Here's my take on the following article from the Sun Sentinel. Judge rules against extending voter registration.
Excerpt: A federal judge has rejected a request from the Florida Democratic Party to force the state to extend a voter-registration deadline because of Hurricane Michael.
U.S. District Judge Robert Hinkle turned down the party’s request for a temporary restraining order to extend the registration deadline to Oct. 16, a week later than the original Tuesday deadline. The party contended an extension was needed because the hurricane, which devastated parts of the Panhandle on Wednesday, could prevent people from registering to vote in the Nov. 6 election.
Secretary of State Ken Detzner this week issued a directive authorizing county elections supervisors whose offices were closed Tuesday to accept paper registration applications on the day that their offices reopen. Detzner did not extend a Tuesday night deadline for voters to register online.
Now here's what the federal judge had to say about his ruling to reject the request...
“The party has asked for a statewide extension of one week for all forms of registration. But there is no justification for this,” Hinkle wrote. “Some parts of the state were affected little by the hurricane. Extending the deadline in those parts of the state would not level the playing field or provide a remedy for the hurricane’s effects.
Bottom Line: On Wednesday I advanced the question. When exactly did voter registration deadlines become partisan events? In that story I pointed out essentially what the federal judge stated but a bit more bluntly as I’m inclined to do. Here’s an excerpt from what I said: Why would Democrats be so concerned about suing for an extra week of registration time and how exactly is this quote explained: If Detzner doesn’t extend the deadline by a week, “thousands of eligible voters will be disenfranchised.”
How is it exactly that the Democrats know that there would be thousands of additional people who’d register to vote in a single day in the least populated region of our state no less?
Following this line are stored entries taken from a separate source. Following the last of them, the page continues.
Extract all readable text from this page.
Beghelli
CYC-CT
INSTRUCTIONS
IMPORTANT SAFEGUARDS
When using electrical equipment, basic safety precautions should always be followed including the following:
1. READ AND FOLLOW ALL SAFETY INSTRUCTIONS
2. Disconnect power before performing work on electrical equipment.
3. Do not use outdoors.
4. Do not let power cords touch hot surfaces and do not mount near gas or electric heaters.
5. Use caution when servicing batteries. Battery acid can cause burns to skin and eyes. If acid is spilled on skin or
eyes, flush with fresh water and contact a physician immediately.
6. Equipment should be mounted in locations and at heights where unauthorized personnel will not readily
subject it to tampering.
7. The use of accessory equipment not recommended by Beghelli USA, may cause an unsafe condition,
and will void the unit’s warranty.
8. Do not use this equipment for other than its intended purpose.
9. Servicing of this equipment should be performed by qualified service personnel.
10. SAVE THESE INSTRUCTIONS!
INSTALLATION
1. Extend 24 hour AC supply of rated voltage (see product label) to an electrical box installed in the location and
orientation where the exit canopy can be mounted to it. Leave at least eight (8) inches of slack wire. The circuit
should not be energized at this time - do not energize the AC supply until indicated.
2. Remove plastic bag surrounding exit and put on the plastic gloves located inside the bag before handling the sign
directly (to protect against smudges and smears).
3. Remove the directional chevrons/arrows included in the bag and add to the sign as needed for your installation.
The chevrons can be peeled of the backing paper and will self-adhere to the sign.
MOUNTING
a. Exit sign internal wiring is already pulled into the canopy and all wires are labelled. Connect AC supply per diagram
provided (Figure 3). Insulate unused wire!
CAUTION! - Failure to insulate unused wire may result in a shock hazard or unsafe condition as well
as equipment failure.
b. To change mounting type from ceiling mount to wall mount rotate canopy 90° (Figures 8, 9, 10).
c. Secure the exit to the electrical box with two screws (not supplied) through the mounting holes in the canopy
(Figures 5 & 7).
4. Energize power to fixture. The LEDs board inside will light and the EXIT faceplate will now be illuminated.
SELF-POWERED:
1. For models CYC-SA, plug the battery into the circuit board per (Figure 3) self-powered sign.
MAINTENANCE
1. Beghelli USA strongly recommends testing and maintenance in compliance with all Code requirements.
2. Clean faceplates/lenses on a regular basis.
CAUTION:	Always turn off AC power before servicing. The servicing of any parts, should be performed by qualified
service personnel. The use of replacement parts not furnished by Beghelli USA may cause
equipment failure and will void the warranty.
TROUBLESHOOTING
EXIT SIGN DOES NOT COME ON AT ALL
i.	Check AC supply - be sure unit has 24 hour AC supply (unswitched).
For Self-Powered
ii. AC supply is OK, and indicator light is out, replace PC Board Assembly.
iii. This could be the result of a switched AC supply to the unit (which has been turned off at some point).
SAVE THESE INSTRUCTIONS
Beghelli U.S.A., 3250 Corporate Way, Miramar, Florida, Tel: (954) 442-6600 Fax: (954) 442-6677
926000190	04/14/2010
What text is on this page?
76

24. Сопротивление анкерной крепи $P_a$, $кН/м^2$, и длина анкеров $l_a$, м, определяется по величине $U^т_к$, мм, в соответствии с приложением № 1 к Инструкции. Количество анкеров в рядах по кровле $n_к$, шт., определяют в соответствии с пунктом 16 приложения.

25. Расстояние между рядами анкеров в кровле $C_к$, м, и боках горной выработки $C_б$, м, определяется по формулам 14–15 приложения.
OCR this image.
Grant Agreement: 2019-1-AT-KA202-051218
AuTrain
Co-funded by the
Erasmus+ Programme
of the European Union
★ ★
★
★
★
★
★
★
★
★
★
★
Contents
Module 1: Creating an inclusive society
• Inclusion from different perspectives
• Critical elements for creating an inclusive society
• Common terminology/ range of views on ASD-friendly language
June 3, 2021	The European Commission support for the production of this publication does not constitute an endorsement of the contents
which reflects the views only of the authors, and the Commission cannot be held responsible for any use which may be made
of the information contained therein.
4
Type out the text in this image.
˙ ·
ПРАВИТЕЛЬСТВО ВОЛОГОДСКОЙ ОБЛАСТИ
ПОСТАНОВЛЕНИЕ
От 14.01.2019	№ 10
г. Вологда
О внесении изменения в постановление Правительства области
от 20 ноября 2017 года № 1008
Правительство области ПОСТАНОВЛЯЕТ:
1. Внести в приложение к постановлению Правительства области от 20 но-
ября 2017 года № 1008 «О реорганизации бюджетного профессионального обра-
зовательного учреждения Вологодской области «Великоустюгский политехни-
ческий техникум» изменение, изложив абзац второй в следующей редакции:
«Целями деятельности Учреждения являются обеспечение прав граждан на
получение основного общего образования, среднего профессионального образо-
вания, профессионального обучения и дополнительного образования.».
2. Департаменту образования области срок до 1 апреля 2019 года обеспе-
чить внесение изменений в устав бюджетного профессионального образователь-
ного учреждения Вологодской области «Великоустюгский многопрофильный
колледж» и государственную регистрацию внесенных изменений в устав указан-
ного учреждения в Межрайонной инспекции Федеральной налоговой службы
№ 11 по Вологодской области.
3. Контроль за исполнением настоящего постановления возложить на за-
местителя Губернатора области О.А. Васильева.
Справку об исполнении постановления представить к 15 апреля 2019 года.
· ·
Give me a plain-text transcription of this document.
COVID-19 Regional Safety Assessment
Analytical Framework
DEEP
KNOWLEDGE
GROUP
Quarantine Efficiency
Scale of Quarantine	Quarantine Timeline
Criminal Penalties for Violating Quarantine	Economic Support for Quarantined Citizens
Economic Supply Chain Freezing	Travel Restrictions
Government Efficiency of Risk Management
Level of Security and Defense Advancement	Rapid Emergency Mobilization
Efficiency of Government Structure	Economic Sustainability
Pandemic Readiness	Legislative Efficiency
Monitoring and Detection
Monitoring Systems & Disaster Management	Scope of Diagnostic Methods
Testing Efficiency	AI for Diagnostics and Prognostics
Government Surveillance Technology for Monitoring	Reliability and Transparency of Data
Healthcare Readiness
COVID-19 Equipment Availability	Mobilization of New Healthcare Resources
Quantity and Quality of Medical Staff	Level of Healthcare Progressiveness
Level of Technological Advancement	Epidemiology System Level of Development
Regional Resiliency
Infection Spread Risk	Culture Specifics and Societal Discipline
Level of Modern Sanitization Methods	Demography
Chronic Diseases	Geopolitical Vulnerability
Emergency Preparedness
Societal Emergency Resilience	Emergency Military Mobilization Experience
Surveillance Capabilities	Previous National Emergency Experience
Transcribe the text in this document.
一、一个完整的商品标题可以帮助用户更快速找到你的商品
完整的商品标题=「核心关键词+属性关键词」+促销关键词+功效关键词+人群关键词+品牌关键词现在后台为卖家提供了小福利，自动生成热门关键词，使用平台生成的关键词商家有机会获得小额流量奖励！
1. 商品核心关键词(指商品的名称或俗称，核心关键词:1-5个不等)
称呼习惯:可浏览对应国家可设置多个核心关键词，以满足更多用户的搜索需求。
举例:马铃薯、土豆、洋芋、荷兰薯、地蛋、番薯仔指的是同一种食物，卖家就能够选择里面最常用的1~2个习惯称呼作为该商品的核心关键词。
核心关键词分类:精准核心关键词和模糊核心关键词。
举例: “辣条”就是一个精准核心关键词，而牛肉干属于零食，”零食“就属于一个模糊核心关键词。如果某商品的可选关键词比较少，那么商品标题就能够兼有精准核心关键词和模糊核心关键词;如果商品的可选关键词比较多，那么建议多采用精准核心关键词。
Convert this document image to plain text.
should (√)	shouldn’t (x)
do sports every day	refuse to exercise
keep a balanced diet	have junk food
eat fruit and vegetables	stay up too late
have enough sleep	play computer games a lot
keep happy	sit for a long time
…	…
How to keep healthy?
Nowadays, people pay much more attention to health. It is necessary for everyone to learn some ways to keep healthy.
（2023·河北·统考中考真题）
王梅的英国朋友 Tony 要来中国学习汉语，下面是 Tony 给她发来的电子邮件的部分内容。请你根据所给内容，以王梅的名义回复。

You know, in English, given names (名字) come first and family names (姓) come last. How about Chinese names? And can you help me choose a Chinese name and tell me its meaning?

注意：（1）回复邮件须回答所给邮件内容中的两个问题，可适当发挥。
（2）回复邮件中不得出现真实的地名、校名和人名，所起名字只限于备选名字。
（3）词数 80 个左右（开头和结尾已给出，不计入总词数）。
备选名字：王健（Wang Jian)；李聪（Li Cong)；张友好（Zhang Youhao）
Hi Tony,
Isn’t that a statement of fact that can’t under any circumstance be substantiated (legally anyway)? There are two sides to stories and one side to facts. Here’s a fact and let me be clear. The statement by Florida’s Democratic Party that “thousands of eligible voters will be disenfranchised” cannot legally be substantiated. So, which is it? Is the party making that number up or are they involved in illegal activity? I report, you decide.
That question still demands an answer. Especially now that my point has been made crystal clear by the federal ruling.